EBay, Amazon avoid French knot

Unlike Yahoo!, eBay and Amazon have eluded nasty lawsuits over sales of Nazi items in France. What's their secret?

Yahoo!'s French adventure has gone so badly that most of its souvenirs are court documents. EBay and Amazon.com have made the same trek but have somehow managed to escape the same mistakes.

EBay, for example, has technology that can recognize French language browsers so as to prevent online auctions of Nazi memorabilia in France, where selling Nazi-related items is illegal. And eBay's French site, launched last month, does not allow searches for Nazi-related auction items.

"It's not a perfect solution, but it's the best that can be done," said an eBay spokesman. "Our first defence is an educated user. That's why we post all the policies and laws they need to be aware of. We find that always works best."

Meanwhile, Amazon uses proprietary software to flag mailing addresses in France and block the sale of anything that violates French law, said a company spokeswoman.

That eBay and Amazon have found ways to do business in France may offer some hope that Yahoo! will be able to resolve its ongoing fight with French authorities. On Monday, a French judge imposed a 90-day deadline for Yahoo! to implement a way to prevent sales of Nazi material in France.

But Yahoo! lawyers have argued in French courts that it is nearly impossible to block access to the sales. If French visitors log onto the Yahoo! France site, there are links to Yahoo!'s US Web portal, where there are sometimes auctions of Nazi items.

But Yahoo! attorney Greg Wrenn said every solution suggested so far is flawed.

"As we and the experts have looked at it, there are inherent problems that no company can solve," Wrenn said.
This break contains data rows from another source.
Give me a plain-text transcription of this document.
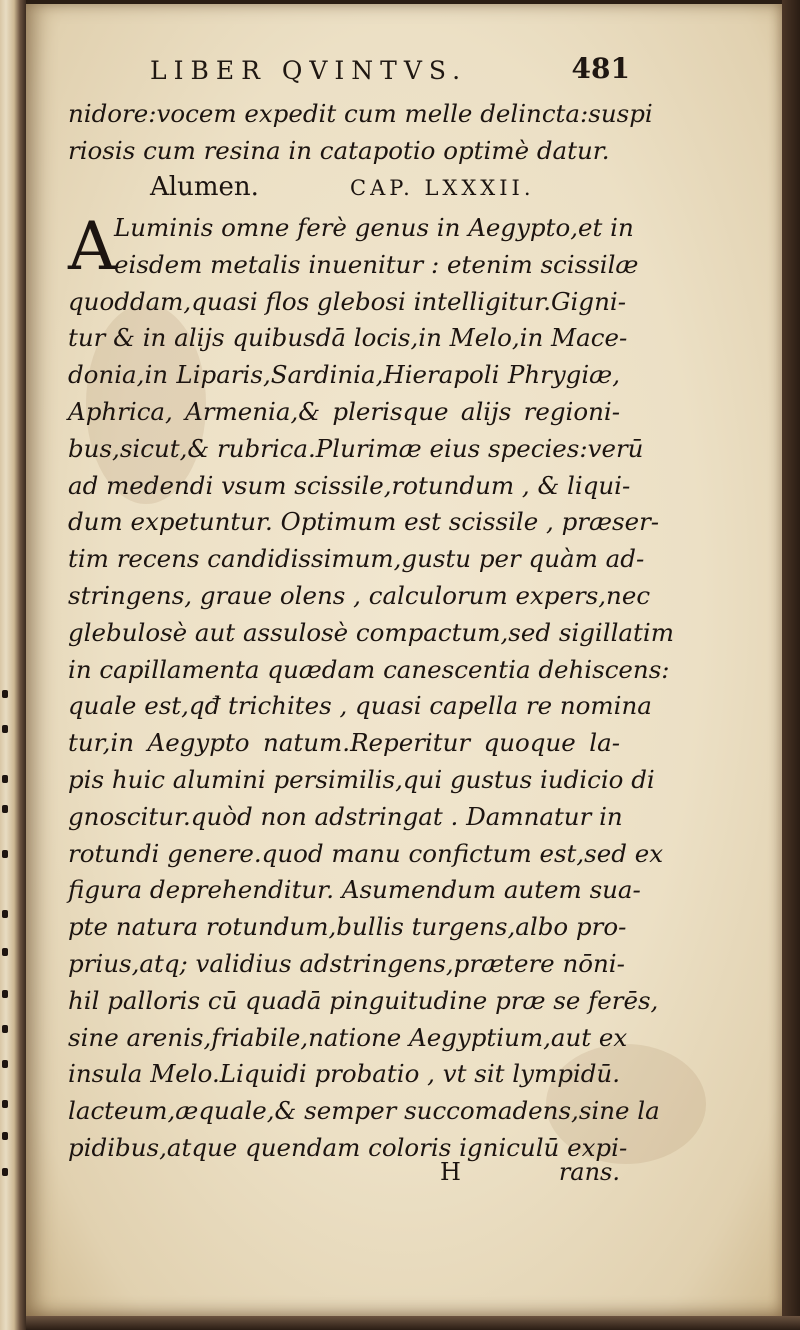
LIBER QVINTVS.	481
nidore:vocem expedit cum melle delincta:suspi
riosis cum resina in catapotio optimè datur.
Alumen.	CAP. LXXXII.
A
Luminis omne ferè genus in Aegypto,et in
eisdem metalis inuenitur : etenim scissilæ
quoddam,quasi flos glebosi intelligitur.Gigni-
tur & in alijs quibusdā locis,in Melo,in Mace-
donia,in Liparis,Sardinia,Hierapoli Phrygiæ,
Aphrica, Armenia,& plerisque alijs regioni-
bus,sicut,& rubrica.Plurimæ eius species:verū
ad medendi vsum scissile,rotundum , & liqui-
dum expetuntur. Optimum est scissile , præser-
tim recens candidissimum,gustu per quàm ad-
stringens, graue olens , calculorum expers,nec
glebulosè aut assulosè compactum,sed sigillatim
in capillamenta quædam canescentia dehiscens:
quale est,qđ trichites , quasi capella re nomina
tur,in Aegypto natum.Reperitur quoque la-
pis huic alumini persimilis,qui gustus iudicio di
gnoscitur.quòd non adstringat . Damnatur in
rotundi genere.quod manu confictum est,sed ex
figura deprehenditur. Asumendum autem sua-
pte natura rotundum,bullis turgens,albo pro-
prius,atq; validius adstringens,prætere nōni-
hil palloris cū quadā pinguitudine præ se ferēs,
sine arenis,friabile,natione Aegyptium,aut ex
insula Melo.Liquidi probatio , vt sit lympidū.
lacteum,æquale,& semper succomadens,sine la
pidibus,atque quendam coloris igniculū expi-
H	rans.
Technical experts have suggested that Yahoo! use Internet Protocol (IP) addresses to identify customers from France. But the existing software is only 70 percent accurate, according to Wrenn.

Beyond that, there are Web-based programs that make IP addresses anonymous, which make one of the judge's conditions "trivial to get around", he said.
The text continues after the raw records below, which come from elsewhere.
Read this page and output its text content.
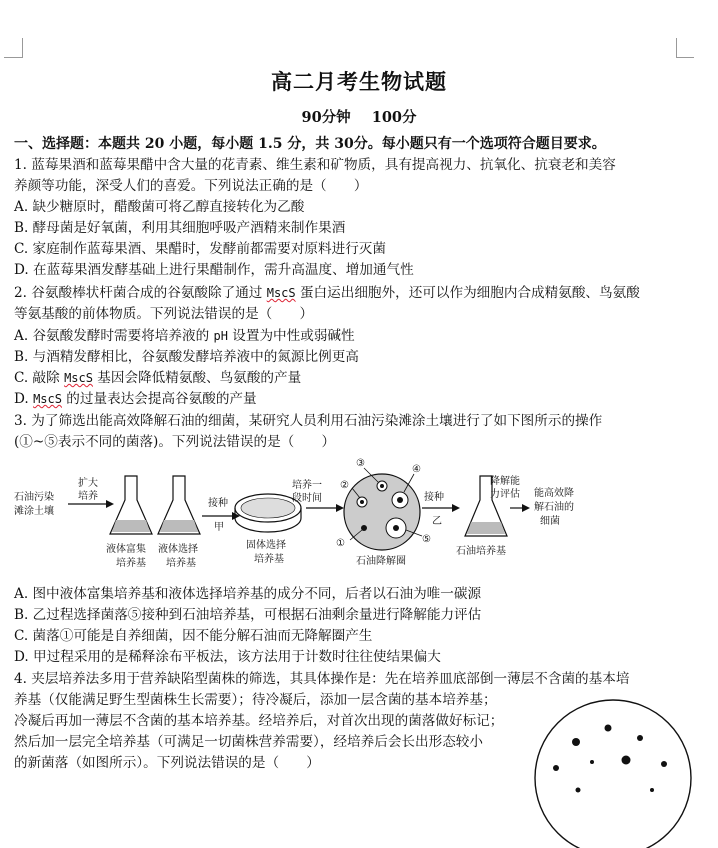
高二月考生物试题
90分钟 100分
一、选择题：本题共 20 小题，每小题 1.5 分，共 30分。每小题只有一个选项符合题目要求。
1. 蓝莓果酒和蓝莓果醋中含大量的花青素、维生素和矿物质，具有提高视力、抗氧化、抗衰老和美容
养颜等功能，深受人们的喜爱。下列说法正确的是（　　）
A. 缺少糖原时，醋酸菌可将乙醇直接转化为乙酸
B. 酵母菌是好氧菌，利用其细胞呼吸产酒精来制作果酒
C. 家庭制作蓝莓果酒、果醋时，发酵前都需要对原料进行灭菌
D. 在蓝莓果酒发酵基础上进行果醋制作，需升高温度、增加通气性
2. 谷氨酸棒状杆菌合成的谷氨酸除了通过 MscS 蛋白运出细胞外，还可以作为细胞内合成精氨酸、鸟氨酸
等氨基酸的前体物质。下列说法错误的是（　　）
A. 谷氨酸发酵时需要将培养液的 pH 设置为中性或弱碱性
B. 与酒精发酵相比，谷氨酸发酵培养液中的氮源比例更高
C. 敲除 MscS 基因会降低精氨酸、鸟氨酸的产量
D. MscS 的过量表达会提高谷氨酸的产量
3. 为了筛选出能高效降解石油的细菌，某研究人员利用石油污染滩涂土壤进行了如下图所示的操作
(①~⑤表示不同的菌落)。下列说法错误的是（　　）
石油污染
滩涂土壤
扩大
培养
液体富集
培养基
液体选择
培养基
接种
甲
固体选择
培养基
培养一
段时间
②
③
④
①	⑤
石油降解圈
接种
乙
石油培养基
降解能
力评估 能高效降
解石油的
细菌
A. 图中液体富集培养基和液体选择培养基的成分不同，后者以石油为唯一碳源
B. 乙过程选择菌落⑤接种到石油培养基，可根据石油剩余量进行降解能力评估
C. 菌落①可能是自养细菌，因不能分解石油而无降解圈产生
D. 甲过程采用的是稀释涂布平板法，该方法用于计数时往往使结果偏大
4. 夹层培养法多用于营养缺陷型菌株的筛选，其具体操作是：先在培养皿底部倒一薄层不含菌的基本培
养基（仅能满足野生型菌株生长需要）；待冷凝后，添加一层含菌的基本培养基；
冷凝后再加一薄层不含菌的基本培养基。经培养后，对首次出现的菌落做好标记；
然后加一层完全培养基（可满足一切菌株营养需要），经培养后会长出形态较小
的新菌落（如图所示）。下列说法错误的是（　　）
Next, Yahoo! was asked to make all users who want to browse anonymously state their nationality.

"Then, at auctions, we would filter out from the view of those users any auction item that has the word 'Nazi' in them," Wrenn said.
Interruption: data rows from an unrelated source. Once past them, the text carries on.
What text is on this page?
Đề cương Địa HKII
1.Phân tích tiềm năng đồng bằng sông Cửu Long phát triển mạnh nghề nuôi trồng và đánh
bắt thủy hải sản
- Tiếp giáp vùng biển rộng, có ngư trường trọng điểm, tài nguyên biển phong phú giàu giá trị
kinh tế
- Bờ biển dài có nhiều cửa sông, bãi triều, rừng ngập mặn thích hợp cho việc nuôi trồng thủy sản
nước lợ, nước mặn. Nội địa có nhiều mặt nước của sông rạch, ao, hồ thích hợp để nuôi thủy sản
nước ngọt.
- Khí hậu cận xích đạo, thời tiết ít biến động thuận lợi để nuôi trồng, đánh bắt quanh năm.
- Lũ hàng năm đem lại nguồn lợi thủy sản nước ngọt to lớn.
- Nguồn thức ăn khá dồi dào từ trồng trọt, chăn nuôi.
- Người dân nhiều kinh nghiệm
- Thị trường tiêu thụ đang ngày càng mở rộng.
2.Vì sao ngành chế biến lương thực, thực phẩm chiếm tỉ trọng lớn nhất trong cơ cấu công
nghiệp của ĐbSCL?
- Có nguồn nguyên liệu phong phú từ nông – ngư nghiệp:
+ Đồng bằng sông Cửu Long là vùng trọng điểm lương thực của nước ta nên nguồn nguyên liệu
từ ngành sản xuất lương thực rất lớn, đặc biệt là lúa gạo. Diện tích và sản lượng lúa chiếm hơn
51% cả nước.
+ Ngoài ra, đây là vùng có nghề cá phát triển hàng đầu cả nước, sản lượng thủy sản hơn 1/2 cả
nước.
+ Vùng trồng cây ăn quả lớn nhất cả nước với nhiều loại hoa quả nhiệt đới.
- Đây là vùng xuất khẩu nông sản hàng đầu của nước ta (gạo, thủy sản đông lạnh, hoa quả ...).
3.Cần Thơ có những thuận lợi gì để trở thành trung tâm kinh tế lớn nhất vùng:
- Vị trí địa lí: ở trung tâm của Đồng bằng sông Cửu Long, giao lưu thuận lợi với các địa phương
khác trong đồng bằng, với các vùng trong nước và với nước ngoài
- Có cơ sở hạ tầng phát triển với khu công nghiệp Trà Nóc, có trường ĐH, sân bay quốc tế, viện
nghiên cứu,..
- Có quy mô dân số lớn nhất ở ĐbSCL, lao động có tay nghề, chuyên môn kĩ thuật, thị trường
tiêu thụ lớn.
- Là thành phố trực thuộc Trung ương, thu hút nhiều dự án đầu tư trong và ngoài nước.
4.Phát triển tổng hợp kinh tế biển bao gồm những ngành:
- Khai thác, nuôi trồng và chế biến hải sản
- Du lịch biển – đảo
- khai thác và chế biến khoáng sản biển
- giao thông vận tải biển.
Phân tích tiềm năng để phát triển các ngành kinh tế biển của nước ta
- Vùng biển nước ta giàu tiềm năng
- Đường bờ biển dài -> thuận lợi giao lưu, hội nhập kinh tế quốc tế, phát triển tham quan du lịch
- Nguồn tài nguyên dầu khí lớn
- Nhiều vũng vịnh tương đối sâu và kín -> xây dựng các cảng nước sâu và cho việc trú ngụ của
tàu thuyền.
By barring from view any item with the word "Nazi" in it, French Yahoo! users would be restricted from historical references to World War II or to items such as The Diary of Anne Frank. Amazon.com ran into similar problems last year, when the Simon Wiesenthal Centre in Los Angeles criticised it for allowing the sale of some Nazi memorabilia and literature.

In response, Amazon stopped shipping Mein Kampf by Adolf Hitler, said spokeswoman Margaret Dawson. The online bookseller also has installed proprietary software that, among other things, examines shipping addresses. A purchase of Nazi items destined for an address in France would not go through, Dawson explained.

"We have developed software that enables us to feel good about keeping those products out of those countries," she said. "We have taken care of that a year ago."